Worry and Anxiety

Worry is a universal experience, and in many ways, a useful and necessary one.

A little bit of worry primes us to avoid dangers and to do things that are important to us. When we are ‘worrying well’, worry helps us to take needed actions or solve problems or prepare for challenges, and then the worry recedes.

Worry becomes ‘anxiety’ when it is so intense, frequent, or persistent, that it disrupts or diminishes our ability to pay full attention to our activities and to enjoy our day-to-day lives. Anxiety about life’s uncertainties, about “what-if” scenarios, can turn into obsessive thoughts about common or unlikely potential risks and dangers in life, and can rob a person of confidence in their work, can damage relationships, and can profoundly diminish the joy of life.

Significant anxiety is associated not only with excessive worrying, but also with and overactive “fight or flight” system in the body, producing physical distress such as stomach upset, sleep disturbance, headaches, jaw-clenching, excessive sweating, or trembling.

Many times, anxiety expands to include anxiety-about-anxiety, that is, the feat that certain situations or activities will provoke the worry and physical distress symptoms, and the person’s concern that they will not be able to cope adequately with those symptoms. The anxious person may begin to avoid places, people, situations, and activities that they associate with the uncomfortable thoughts and sensations of anxiety.
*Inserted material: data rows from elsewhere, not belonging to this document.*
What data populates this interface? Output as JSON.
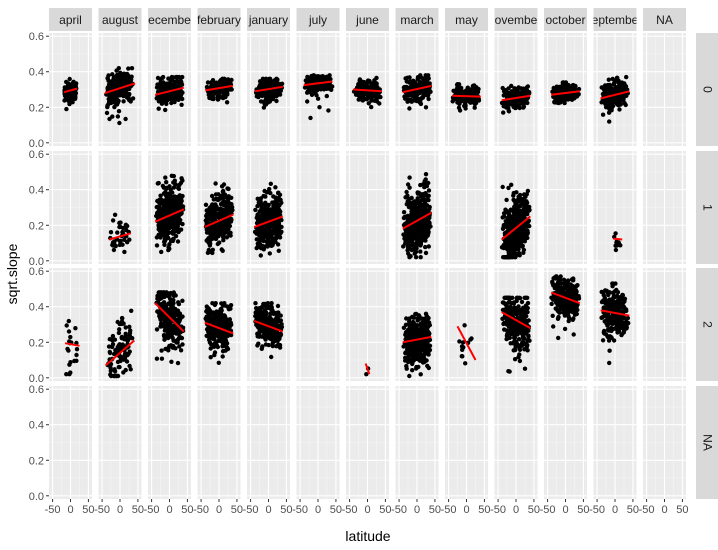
{
  "chart_data": {
    "type": "scatter",
    "xlabel": "latitude",
    "ylabel": "sqrt.slope",
    "ylim": [
      0,
      0.6
    ],
    "yticks": [
      "0.0",
      "0.2",
      "0.4",
      "0.6"
    ],
    "xticks": [
      "-50",
      "0",
      "50"
    ],
    "xlim": [
      -60,
      60
    ],
    "columns": [
      "april",
      "august",
      "ecembe",
      "february",
      "january",
      "july",
      "june",
      "march",
      "may",
      "ovembe",
      "october",
      "eptembe",
      "NA"
    ],
    "rows": [
      "0",
      "1",
      "2",
      "NA"
    ],
    "grid": true,
    "fit_line_color": "#ff0000",
    "point_color": "#000000",
    "panel_background": "#ebebeb",
    "strip_background": "#d9d9d9",
    "panels": [
      {
        "row": "0",
        "col": "april",
        "n": 150,
        "xr": [
          -18,
          18
        ],
        "mean": 0.29,
        "sd": 0.03,
        "low": 0.17,
        "high": 0.36,
        "fit": [
          0.285,
          0.305
        ]
      },
      {
        "row": "0",
        "col": "august",
        "n": 240,
        "xr": [
          -42,
          42
        ],
        "mean": 0.31,
        "sd": 0.045,
        "low": 0.09,
        "high": 0.42,
        "fit": [
          0.28,
          0.335
        ]
      },
      {
        "row": "0",
        "col": "ecembe",
        "n": 230,
        "xr": [
          -40,
          40
        ],
        "mean": 0.29,
        "sd": 0.035,
        "low": 0.16,
        "high": 0.37,
        "fit": [
          0.27,
          0.31
        ]
      },
      {
        "row": "0",
        "col": "february",
        "n": 190,
        "xr": [
          -38,
          38
        ],
        "mean": 0.31,
        "sd": 0.025,
        "low": 0.2,
        "high": 0.36,
        "fit": [
          0.295,
          0.32
        ]
      },
      {
        "row": "0",
        "col": "january",
        "n": 200,
        "xr": [
          -38,
          40
        ],
        "mean": 0.3,
        "sd": 0.03,
        "low": 0.19,
        "high": 0.36,
        "fit": [
          0.29,
          0.315
        ]
      },
      {
        "row": "0",
        "col": "july",
        "n": 170,
        "xr": [
          -40,
          40
        ],
        "mean": 0.34,
        "sd": 0.025,
        "low": 0.11,
        "high": 0.39,
        "fit": [
          0.325,
          0.345
        ]
      },
      {
        "row": "0",
        "col": "june",
        "n": 170,
        "xr": [
          -40,
          40
        ],
        "mean": 0.3,
        "sd": 0.028,
        "low": 0.2,
        "high": 0.37,
        "fit": [
          0.3,
          0.29
        ]
      },
      {
        "row": "0",
        "col": "march",
        "n": 200,
        "xr": [
          -40,
          40
        ],
        "mean": 0.3,
        "sd": 0.035,
        "low": 0.19,
        "high": 0.38,
        "fit": [
          0.285,
          0.32
        ]
      },
      {
        "row": "0",
        "col": "may",
        "n": 160,
        "xr": [
          -40,
          40
        ],
        "mean": 0.26,
        "sd": 0.025,
        "low": 0.18,
        "high": 0.33,
        "fit": [
          0.265,
          0.26
        ]
      },
      {
        "row": "0",
        "col": "ovembe",
        "n": 170,
        "xr": [
          -40,
          40
        ],
        "mean": 0.25,
        "sd": 0.028,
        "low": 0.17,
        "high": 0.32,
        "fit": [
          0.24,
          0.265
        ]
      },
      {
        "row": "0",
        "col": "october",
        "n": 180,
        "xr": [
          -40,
          40
        ],
        "mean": 0.28,
        "sd": 0.025,
        "low": 0.2,
        "high": 0.34,
        "fit": [
          0.27,
          0.29
        ]
      },
      {
        "row": "0",
        "col": "eptembe",
        "n": 210,
        "xr": [
          -40,
          40
        ],
        "mean": 0.27,
        "sd": 0.04,
        "low": 0.1,
        "high": 0.37,
        "fit": [
          0.25,
          0.29
        ]
      },
      {
        "row": "1",
        "col": "august",
        "n": 40,
        "xr": [
          -30,
          30
        ],
        "mean": 0.14,
        "sd": 0.05,
        "low": 0.05,
        "high": 0.28,
        "fit": [
          0.12,
          0.155
        ]
      },
      {
        "row": "1",
        "col": "ecembe",
        "n": 380,
        "xr": [
          -40,
          40
        ],
        "mean": 0.26,
        "sd": 0.07,
        "low": 0.05,
        "high": 0.48,
        "fit": [
          0.22,
          0.29
        ]
      },
      {
        "row": "1",
        "col": "february",
        "n": 330,
        "xr": [
          -40,
          40
        ],
        "mean": 0.23,
        "sd": 0.07,
        "low": 0.03,
        "high": 0.44,
        "fit": [
          0.19,
          0.26
        ]
      },
      {
        "row": "1",
        "col": "january",
        "n": 330,
        "xr": [
          -40,
          40
        ],
        "mean": 0.22,
        "sd": 0.07,
        "low": 0.03,
        "high": 0.46,
        "fit": [
          0.19,
          0.25
        ]
      },
      {
        "row": "1",
        "col": "march",
        "n": 420,
        "xr": [
          -40,
          40
        ],
        "mean": 0.22,
        "sd": 0.08,
        "low": 0.02,
        "high": 0.5,
        "fit": [
          0.18,
          0.27
        ]
      },
      {
        "row": "1",
        "col": "ovembe",
        "n": 400,
        "xr": [
          -40,
          40
        ],
        "mean": 0.18,
        "sd": 0.08,
        "low": 0.02,
        "high": 0.45,
        "fit": [
          0.12,
          0.25
        ]
      },
      {
        "row": "1",
        "col": "eptembe",
        "n": 10,
        "xr": [
          -5,
          20
        ],
        "mean": 0.12,
        "sd": 0.04,
        "low": 0.05,
        "high": 0.2,
        "fit": [
          0.125,
          0.12
        ]
      },
      {
        "row": "2",
        "col": "april",
        "n": 20,
        "xr": [
          -15,
          25
        ],
        "mean": 0.19,
        "sd": 0.08,
        "low": 0.02,
        "high": 0.36,
        "fit": [
          0.195,
          0.18
        ]
      },
      {
        "row": "2",
        "col": "august",
        "n": 110,
        "xr": [
          -40,
          40
        ],
        "mean": 0.13,
        "sd": 0.08,
        "low": 0.01,
        "high": 0.45,
        "fit": [
          0.07,
          0.21
        ]
      },
      {
        "row": "2",
        "col": "ecembe",
        "n": 260,
        "xr": [
          -40,
          40
        ],
        "mean": 0.35,
        "sd": 0.07,
        "low": 0.02,
        "high": 0.48,
        "fit": [
          0.42,
          0.26
        ]
      },
      {
        "row": "2",
        "col": "february",
        "n": 260,
        "xr": [
          -40,
          40
        ],
        "mean": 0.28,
        "sd": 0.06,
        "low": 0.07,
        "high": 0.42,
        "fit": [
          0.31,
          0.25
        ]
      },
      {
        "row": "2",
        "col": "january",
        "n": 260,
        "xr": [
          -40,
          40
        ],
        "mean": 0.29,
        "sd": 0.06,
        "low": 0.09,
        "high": 0.42,
        "fit": [
          0.32,
          0.26
        ]
      },
      {
        "row": "2",
        "col": "june",
        "n": 2,
        "xr": [
          -5,
          5
        ],
        "mean": 0.06,
        "sd": 0.03,
        "low": 0.02,
        "high": 0.1,
        "fit": [
          0.08,
          0.02
        ]
      },
      {
        "row": "2",
        "col": "march",
        "n": 400,
        "xr": [
          -40,
          40
        ],
        "mean": 0.21,
        "sd": 0.06,
        "low": 0.01,
        "high": 0.37,
        "fit": [
          0.2,
          0.23
        ]
      },
      {
        "row": "2",
        "col": "may",
        "n": 12,
        "xr": [
          -25,
          25
        ],
        "mean": 0.17,
        "sd": 0.08,
        "low": 0.05,
        "high": 0.32,
        "fit": [
          0.29,
          0.1
        ]
      },
      {
        "row": "2",
        "col": "ovembe",
        "n": 280,
        "xr": [
          -40,
          40
        ],
        "mean": 0.31,
        "sd": 0.08,
        "low": 0.03,
        "high": 0.45,
        "fit": [
          0.37,
          0.28
        ]
      },
      {
        "row": "2",
        "col": "october",
        "n": 260,
        "xr": [
          -40,
          40
        ],
        "mean": 0.44,
        "sd": 0.05,
        "low": 0.2,
        "high": 0.57,
        "fit": [
          0.48,
          0.42
        ]
      },
      {
        "row": "2",
        "col": "eptembe",
        "n": 230,
        "xr": [
          -40,
          40
        ],
        "mean": 0.35,
        "sd": 0.07,
        "low": 0.05,
        "high": 0.53,
        "fit": [
          0.38,
          0.35
        ]
      }
    ]
  }
}
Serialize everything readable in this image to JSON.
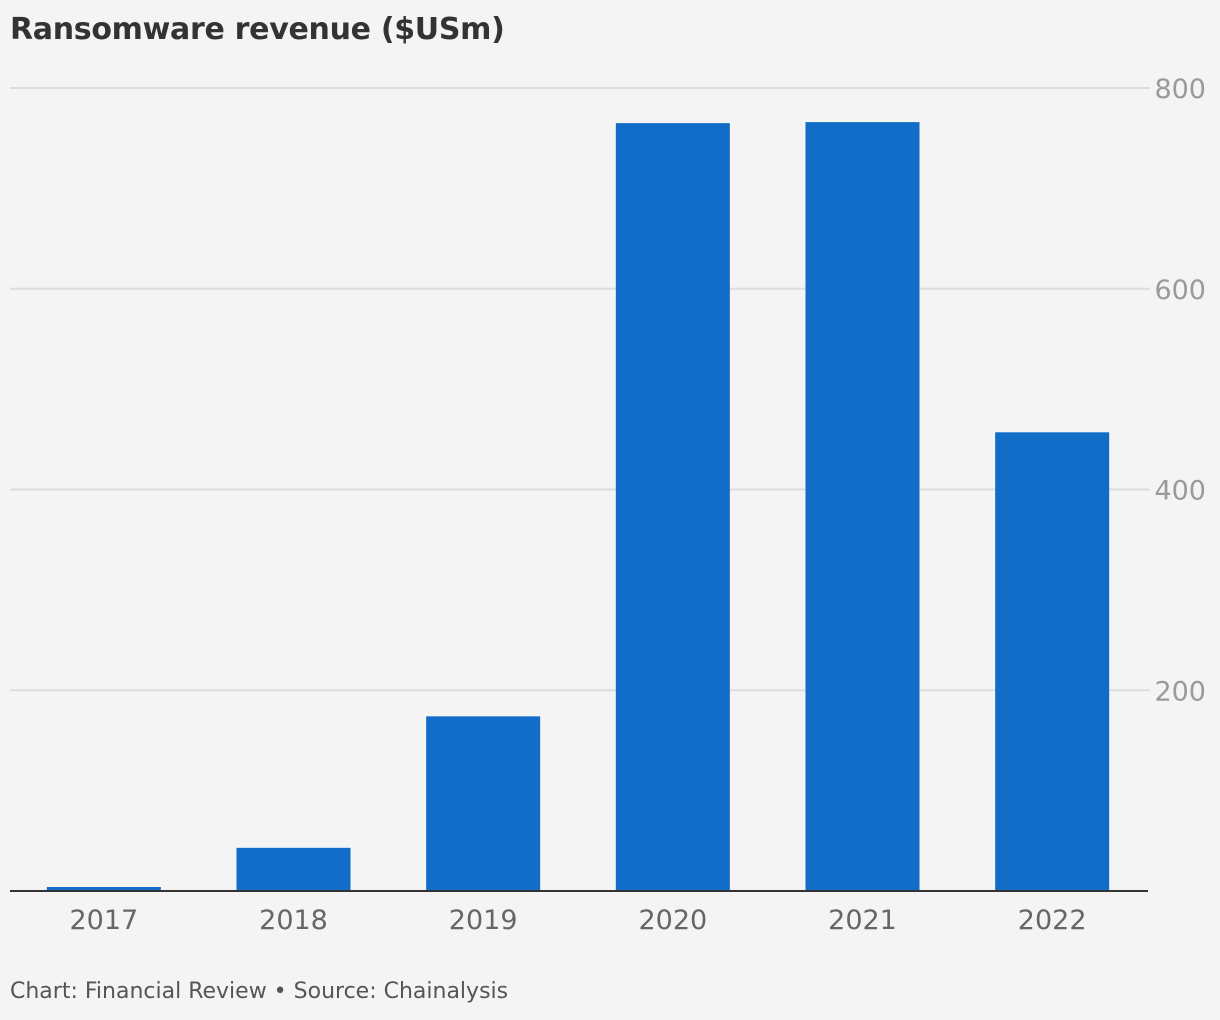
{
  "chart_data": {
    "type": "bar",
    "title": "Ransomware revenue ($USm)",
    "categories": [
      "2017",
      "2018",
      "2019",
      "2020",
      "2021",
      "2022"
    ],
    "values": [
      4,
      43,
      174,
      765,
      766,
      457
    ],
    "ylim": [
      0,
      800
    ],
    "yticks": [
      200,
      400,
      600,
      800
    ],
    "xlabel": "",
    "ylabel": "",
    "grid": true,
    "y_axis_side": "right",
    "bar_color": "#116dc7"
  },
  "footer": {
    "credit": "Chart: Financial Review • Source: Chainalysis"
  },
  "colors": {
    "background": "#f4f4f4",
    "gridline": "#dddddd",
    "baseline": "#333333",
    "title": "#333333"
  }
}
In this way, the person’s world may become increasingly limited; through this process of avoidance, anxiety can become a prison.

Successful treatment of anxiety assists a person to:

  • Confront and cope more effectively with the built-in uncertainties of life.
  • Respond differently to the ‘fight or flight’ sensations of anxiety.
  • Develop strategies for healthy, limited worrying.
  • Reduce or eliminate the “fear of fear” that is at the root of much anxiety.
  • Re-focus and re-engage in what is truly important: your goals, your values, and your chosen activities.

Anxiety therapy involves a customized mixture of cognitive (thinking-related) and behavioral (activity-related) strategies, selected by you and your psychologist together and implemented in a gradual, step-wise fashion. Anxiety treatment may involve medications or may be purely psychotherapy-based, according to the needs and preferences of the client.